Wynne: I’m not active duty. I separated in 1992 with an Honorable Discharge after 14.5 years of service. In fact, my entire career was above and beyond the call of duty (as they like to say in the awards). I separated instead of retired because I had just gotten married to a civilian who did not want to be a military spouse. Once again, that gender thing tripped me up. I was a “Telecommunications Operations Specialist”. Quite a mouthful for someone who essentially just sent emails (before the existence of emails) to bases on behalf of the various organzations on base. I’m guessing now with the Internet, Telecommunications Operations Specialist are no longer “chronically” undermanned.

Vago: Which came first, The Air Force or Information Science?

Wynne: The Air Force. How I got into IS was kinda ironic. In 1988 we had just made a contract with Zenith for 80286 desktop computers – these babies had two 5 1/4 inch floppy drives!!! There were no specialties in the Air Force for computers except maybe the mainframe operators – and the USAF had just merged them with us. So the likelihood of and wingnut having an above average interest in computers would be in our specialty and we were assigned the additional duty of taking care of the computers. (When I say “we” I mean our entire career field world wide). I was sent to work in the computer shop because the two geeks working there had terrible repoire with the “customers” especially the colonels and generals. I had just got through winning Security Manager of the Year for a large air force base under Military Airlift Command. I won it because I had been assigned the additional duty of security manager – because that particular job had been horribly neglected and they needed someone to come in and clean it up. I did more than clean it up – I made it a model for others to emulate. I had a lot of experience working with commanders on keeping their areas secure (that was my job to go in there and tell them they were not secure and needed to do this, this and that to secure the area). My boss was very interested in helping me make a great career and thought the computer customer support center was the next best place for me to go clean up. And the rest as they say is history…

Vago: What is your next project?

Wynne: That’s a sad story. Don’t want to get into that now. Survival is always a good next project, eh?

Vago: What’s your favorite number Wynne?

Wynne: 9 That was my random number assigned to me as an operator in the AF. The number always just felt right after that!

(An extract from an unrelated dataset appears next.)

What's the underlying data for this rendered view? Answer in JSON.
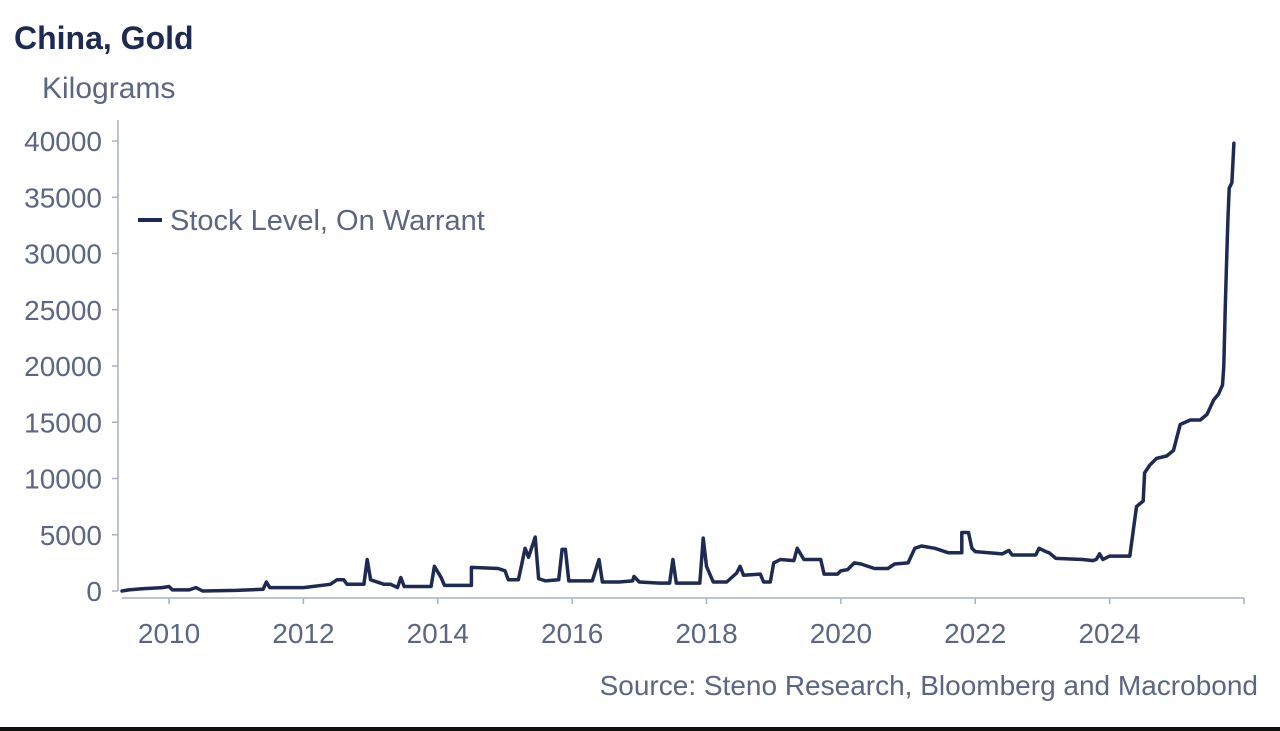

Vago: Please make a prediction of something interesting that will happen in 2013. (You aren’t accountable if it does or doesn’t happen unless you do it)

Wynne: On a personal level – I predict that 2013 – my life will finally turn back around again. On a global level – I predict that comfortable (who could band together and make change) people will continue to bury their heads in the sand as long as their own lives are comfy.